Oleh: Dr. Muhammad Iqbal Irham, M.Ag

Orang beriman dalam mengarungi kehidupan, selalu berada dalam pantauan dan mendapat perlindungan dari Allah, sehingga mereka selalu diingatkan agar tidak melakukan atau memiliki hal-hal yang buruk. Menjauhi keburukan, tentu saja akan semakin memperteguh keimanan di dalam hati. Seorang mukmin diberikan Allah kemampuan akal untuk membedakan mana perbuatan yang baik dan mana perbuatan yang berpotensi pada keburukan. Di dalam Alquran telah dijelaskan bahwa jiwa seseorang (an-nafs) memiliki dua sifat atau potensi, yakni potensi buruk (fujur) dan potensi baik (taqwa). Allah berfirman: “fa al-hamahaa fujuurohaa wa taqwaahaa” yang artinya “Maka Allah mengilhamkan kepada jiwa itu (jalan) kefasikan dan ke­takwaannya”. (Qs. Asy-Syam, 91: 8). Perlu dijelaskan terlebih dahulu bahwa jiwa/nafs adalah salah satu dari tiga unsur diri, selain fisik dan ruh. Jiwa/nafs disebut dalam Alquran dalam bentuk tunggal (nafs) sebanyak 116 kali dan dalam bentuk jama’ (anfus, nufus) sebanyak 155 kali. Jika fisik bersifat kehewanan, dan ruh bersifat keIlahian, maka jiwa bersifat kemanusiaan. Dalam sifat kemanusiaan ini, ada dua hal yang sama besar dan kuat potensinya, yakni fujur dan taqwa.

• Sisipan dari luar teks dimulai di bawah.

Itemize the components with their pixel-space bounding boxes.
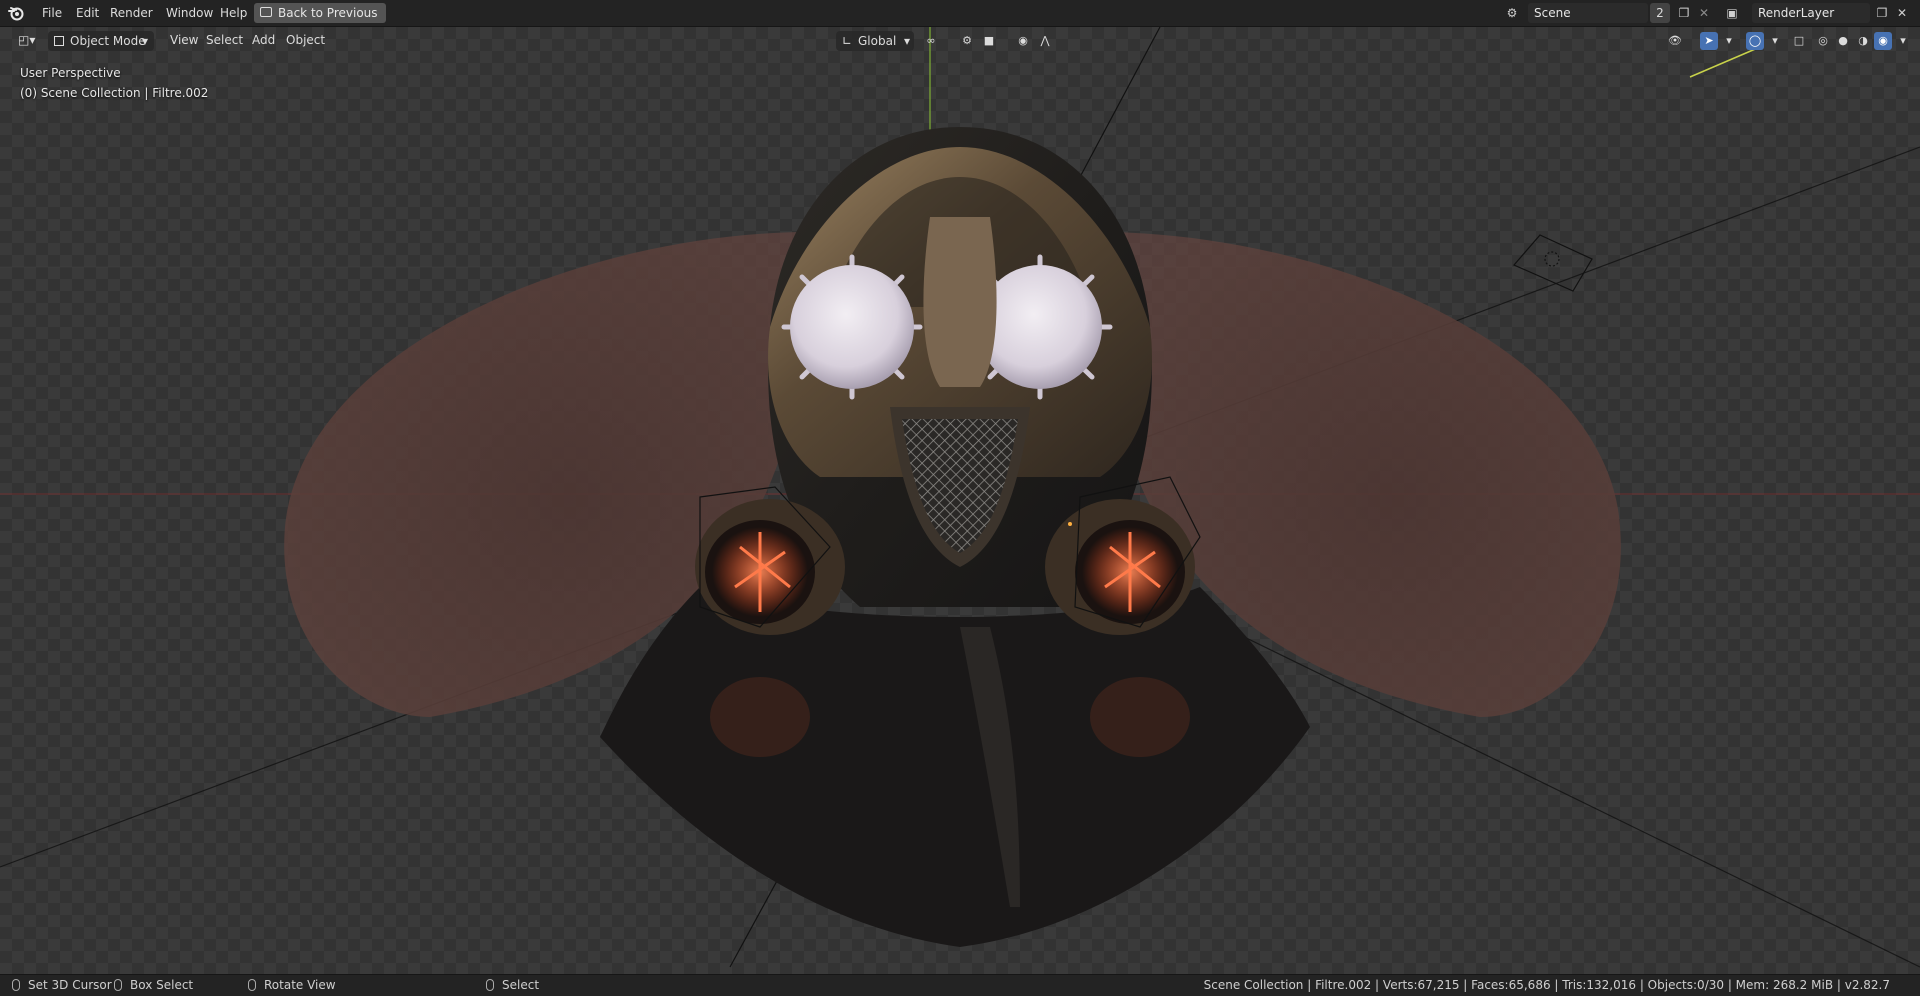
new-scene-icon[interactable]: ❐ <box>1674 3 1694 23</box>
viewport-info: User Perspective (0) Scene Collection | … <box>20 63 208 103</box>
visibility-icon[interactable]: 👁 <box>1666 32 1684 50</box>
scene-render <box>0 27 1920 968</box>
rendered-icon[interactable]: ◉ <box>1874 32 1892 50</box>
status-bar: Set 3D Cursor Box Select Rotate View Sel… <box>0 974 1920 996</box>
top-bar: File Edit Render Window Help Back to Pre… <box>0 0 1920 27</box>
material-preview-icon[interactable]: ◑ <box>1854 32 1872 50</box>
menu-select[interactable]: Select <box>200 31 249 49</box>
shading-dropdown-icon[interactable]: ▾ <box>1894 32 1912 50</box>
back-to-previous-label: Back to Previous <box>278 6 378 20</box>
xray-icon[interactable]: □ <box>1790 32 1808 50</box>
3d-viewport-icon[interactable]: ◰▾ <box>12 31 41 49</box>
menu-object[interactable]: Object <box>280 31 331 49</box>
solid-icon[interactable]: ● <box>1834 32 1852 50</box>
delete-view-layer-icon[interactable]: ✕ <box>1892 3 1912 23</box>
hint-select: Select <box>486 975 539 996</box>
menu-add[interactable]: Add <box>246 31 281 49</box>
transform-orientation-dropdown[interactable]: ∟ Global ▾ <box>836 31 914 51</box>
back-icon <box>260 7 272 17</box>
snap-icon[interactable]: ⚙ <box>958 32 976 50</box>
orientation-icon: ∟ <box>842 34 853 48</box>
render-layer-name-field[interactable]: RenderLayer <box>1752 3 1870 23</box>
new-view-layer-icon[interactable]: ❐ <box>1872 3 1892 23</box>
orientation-label: Global <box>858 34 897 48</box>
hint-rotate-view: Rotate View <box>248 975 336 996</box>
menu-help[interactable]: Help <box>214 4 253 22</box>
menu-render[interactable]: Render <box>104 4 159 22</box>
blender-logo-icon[interactable] <box>8 5 24 21</box>
overlays-dropdown-icon[interactable]: ▾ <box>1766 32 1784 50</box>
overlays-icon[interactable]: ◯ <box>1746 32 1764 50</box>
perspective-label: User Perspective <box>20 66 121 80</box>
falloff-icon[interactable]: ⋀ <box>1036 32 1054 50</box>
delete-scene-icon[interactable]: ✕ <box>1694 3 1714 23</box>
pivot-point-icon[interactable]: ∞ <box>922 32 940 50</box>
back-to-previous-button[interactable]: Back to Previous <box>254 3 386 23</box>
hint-set-3d-cursor: Set 3D Cursor <box>12 975 112 996</box>
menu-window[interactable]: Window <box>160 4 219 22</box>
virus-eye-left <box>781 254 923 400</box>
gizmo-dropdown-icon[interactable]: ▾ <box>1720 32 1738 50</box>
render-layer-browse-icon[interactable]: ▣ <box>1722 3 1742 23</box>
hint-box-select: Box Select <box>114 975 193 996</box>
mouse-right-icon <box>486 978 494 991</box>
viewport-header: ◰▾ Object Mode ▾ View Select Add Object … <box>0 27 1920 53</box>
menu-file[interactable]: File <box>36 4 68 22</box>
chevron-down-icon: ▾ <box>141 34 148 48</box>
mouse-left-icon <box>12 978 20 991</box>
3d-viewport[interactable]: User Perspective (0) Scene Collection | … <box>0 27 1920 974</box>
wireframe-icon[interactable]: ◎ <box>1814 32 1832 50</box>
scene-name-field[interactable]: Scene <box>1528 3 1648 23</box>
menu-view[interactable]: View <box>164 31 204 49</box>
mode-selector[interactable]: Object Mode ▾ <box>48 31 154 51</box>
scene-users-count[interactable]: 2 <box>1650 3 1670 23</box>
menu-edit[interactable]: Edit <box>70 4 105 22</box>
gizmo-icon[interactable]: ➤ <box>1700 32 1718 50</box>
proportional-edit-icon[interactable]: ◉ <box>1014 32 1032 50</box>
chevron-down-icon: ▾ <box>903 34 910 48</box>
mode-label: Object Mode <box>70 34 146 48</box>
scene-statistics: Scene Collection | Filtre.002 | Verts:67… <box>1203 978 1890 992</box>
scene-browse-icon[interactable]: ⚙ <box>1502 3 1522 23</box>
object-mode-icon <box>54 36 64 46</box>
collection-label: (0) Scene Collection | Filtre.002 <box>20 86 209 100</box>
snap-target-icon[interactable]: ■ <box>980 32 998 50</box>
mouse-middle-icon <box>248 978 256 991</box>
mouse-drag-icon <box>114 978 122 991</box>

Jiwa yang buruk (fujur) sesung­guhnya merupakan kekurangan atau kelemahan jiwa yang harus diperbaiki. Di antara ciri-ciri orang yang lemah jiwanya adalah suka memuji diri sendiri. Dalam tinjauan ilmu psikologi, sesung­guhnya orang-orang yang suka memuji dirinya adalah orang yang menutupi sebuah tanda kelemahan diri. Pujian yang dilakukan pada dirinya tiada lain merupakan bentuk dari menghibur hati­nya yang sedang galau dan gelisah. Di sisi lain, sikap memuji diri ini adalah sebagian dari tanda kelemahan akal. Hal ini senada dengan ungkapan madhu an-nafs ‘alaamah qalil al-‘aql (Memuji diri adalah tanda rendahnya akal).

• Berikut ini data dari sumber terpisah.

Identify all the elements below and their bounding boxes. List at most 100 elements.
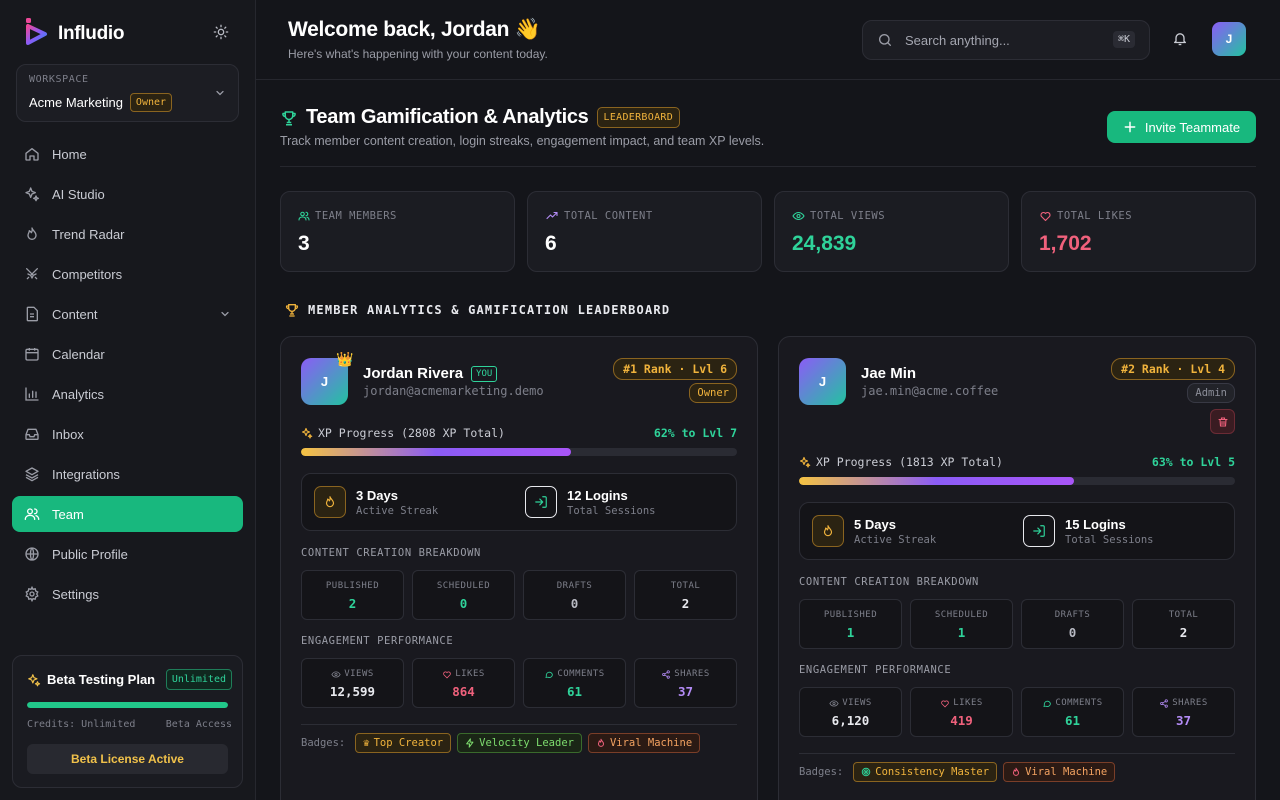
sidebar-item-label: Analytics [52, 386, 105, 402]
box-value: 61 [566, 684, 583, 699]
workspace-name: Acme Marketing Owner [29, 93, 173, 112]
stat-card-total-likes: TOTAL LIKES 1,702 [1021, 191, 1256, 272]
bell-icon [1174, 33, 1186, 46]
box-label: DRAFTS [556, 581, 593, 591]
box-label-text: COMMENTS [557, 669, 605, 679]
box-label-text: LIKES [455, 669, 485, 679]
sidebar-item-label: Competitors [52, 266, 123, 282]
sidebar-item-settings[interactable]: Settings [12, 576, 243, 612]
workspace-switcher[interactable]: WORKSPACE Acme Marketing Owner [16, 64, 239, 122]
calendar-icon [25, 348, 39, 361]
leaderboard-tag: LEADERBOARD [596, 107, 681, 128]
flame-icon [823, 525, 833, 537]
plan-card: Beta Testing Plan Unlimited Credits: Unl… [12, 655, 243, 788]
box-label: TOTAL [670, 581, 701, 591]
plus-icon [1124, 121, 1136, 133]
sidebar: Infludio WORKSPACE Acme Marketing Owner … [0, 0, 256, 800]
stat-card-total-content: TOTAL CONTENT 6 [527, 191, 762, 272]
workspace-name-text: Acme Marketing [29, 95, 123, 110]
logins-icon-box [525, 486, 557, 518]
streak-label: Active Streak [854, 533, 937, 546]
sidebar-item-content[interactable]: Content [12, 296, 243, 332]
box-label: LIKES [911, 698, 1012, 708]
xp-label-text: XP Progress (2808 XP Total) [318, 426, 505, 440]
sidebar-item-integrations[interactable]: Integrations [12, 456, 243, 492]
sidebar-item-inbox[interactable]: Inbox [12, 416, 243, 452]
sidebar-item-competitors[interactable]: Competitors [12, 256, 243, 292]
trophy-icon [285, 304, 299, 317]
flame-icon [597, 738, 604, 747]
box-value: 6,120 [831, 713, 870, 728]
engagement-title: ENGAGEMENT PERFORMANCE [301, 635, 454, 647]
content-breakdown: PUBLISHED 2 SCHEDULED 0 DRAFTS 0 TOTAL 2 [301, 570, 737, 620]
sidebar-item-trend-radar[interactable]: Trend Radar [12, 216, 243, 252]
logo-icon [24, 16, 48, 51]
topbar: Welcome back, Jordan 👋 Here's what's hap… [256, 0, 1280, 80]
users-icon [298, 211, 310, 221]
stat-value: 24,839 [792, 232, 857, 255]
heart-icon [1040, 211, 1051, 222]
box-label: SHARES [1133, 698, 1234, 708]
inbox-icon [25, 428, 39, 440]
box-value: 2 [348, 596, 357, 611]
scheduled-box: SCHEDULED 1 [910, 599, 1013, 649]
logins-item: 15 Logins Total Sessions [1023, 515, 1154, 547]
globe-icon [25, 547, 39, 561]
sidebar-item-team[interactable]: Team [12, 496, 243, 532]
comments-box: COMMENTS 61 [523, 658, 626, 708]
box-label-text: SHARES [674, 669, 710, 679]
sidebar-item-public-profile[interactable]: Public Profile [12, 536, 243, 572]
search-bar[interactable]: ⌘K [862, 20, 1150, 60]
invite-teammate-label: Invite Teammate [1144, 119, 1241, 135]
brand[interactable]: Infludio [24, 16, 124, 51]
box-value: 0 [570, 596, 579, 611]
notifications-button[interactable] [1172, 30, 1188, 52]
beta-license-button[interactable]: Beta License Active [27, 744, 228, 774]
box-label: VIEWS [800, 698, 901, 708]
search-input[interactable] [905, 32, 1105, 48]
sidebar-item-label: Team [52, 506, 84, 522]
user-avatar[interactable]: J [1212, 22, 1246, 56]
workspace-label: WORKSPACE [29, 74, 89, 85]
plan-progress-bar [27, 702, 228, 708]
badge-top-creator: ♛ Top Creator [355, 733, 452, 753]
sidebar-item-label: AI Studio [52, 186, 105, 202]
badges-label: Badges: [799, 766, 844, 778]
stat-label: TOTAL LIKES [1039, 210, 1132, 222]
sidebar-item-home[interactable]: Home [12, 136, 243, 172]
plan-access: Beta Access [165, 719, 232, 730]
box-label: COMMENTS [524, 669, 625, 679]
streak-label: Active Streak [356, 504, 439, 517]
comment-icon [1043, 700, 1052, 707]
sidebar-item-label: Settings [52, 586, 99, 602]
stat-card-team-members: TEAM MEMBERS 3 [280, 191, 515, 272]
theme-toggle-button[interactable] [210, 21, 232, 43]
box-label-text: VIEWS [344, 669, 374, 679]
badge-viral-machine: Viral Machine [1003, 762, 1116, 782]
published-box: PUBLISHED 1 [799, 599, 902, 649]
sparkles-icon [28, 673, 41, 686]
sidebar-item-ai-studio[interactable]: AI Studio [12, 176, 243, 212]
trophy-icon [282, 110, 296, 125]
sidebar-item-label: Trend Radar [52, 226, 125, 242]
invite-teammate-button[interactable]: Invite Teammate [1107, 111, 1256, 143]
remove-member-button[interactable] [1210, 409, 1235, 434]
stat-label-text: TOTAL CONTENT [564, 210, 653, 222]
logins-icon-box [1023, 515, 1055, 547]
box-label: PUBLISHED [325, 581, 380, 591]
share-icon [662, 669, 671, 679]
section-title: Team Gamification & Analytics LEADERBOAR… [280, 106, 681, 129]
comment-icon [545, 671, 554, 678]
scheduled-box: SCHEDULED 0 [412, 570, 515, 620]
engagement-performance: VIEWS 6,120 LIKES 419 COMMENTS 61 SHARES 37 [799, 687, 1235, 737]
shares-box: SHARES 37 [1132, 687, 1235, 737]
sidebar-item-analytics[interactable]: Analytics [12, 376, 243, 412]
content-breakdown: PUBLISHED 1 SCHEDULED 1 DRAFTS 0 TOTAL 2 [799, 599, 1235, 649]
stat-value: 6 [545, 232, 557, 255]
box-value: 419 [950, 713, 973, 728]
sidebar-item-calendar[interactable]: Calendar [12, 336, 243, 372]
member-email: jae.min@acme.coffee [861, 384, 999, 398]
box-label-text: COMMENTS [1055, 698, 1103, 708]
box-value: 1 [957, 625, 966, 640]
sidebar-item-label: Content [52, 306, 98, 322]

Orang yang suka memuji dirinya, sebenarnya adalah orang yang “belum dewasa” cara berpikirnya. Ia masih kekanak-kanakan dalam penggunaan akal, meskipun usianya sudah tua. Meminta pertimbangan atau nasehat kepada orang seperti ini, tentu saja merupakan sebuah kekeliruan. Lebih lanjut, orang yang memuji diri sendiri akan membangun karakter bahwa dirinya sangat benar dan sangat suci bila dibandingkan orang lain, sehingga ia melupakan bentuk keimanan kepada Allah yang sesungguhnya. Allah berfirman: “Maka janganlah kamu mengatakan dirimu suci, Dialah yang paling mengetahui tentang orang yang bertakwa” (Qs. An-Najm, 53: 32)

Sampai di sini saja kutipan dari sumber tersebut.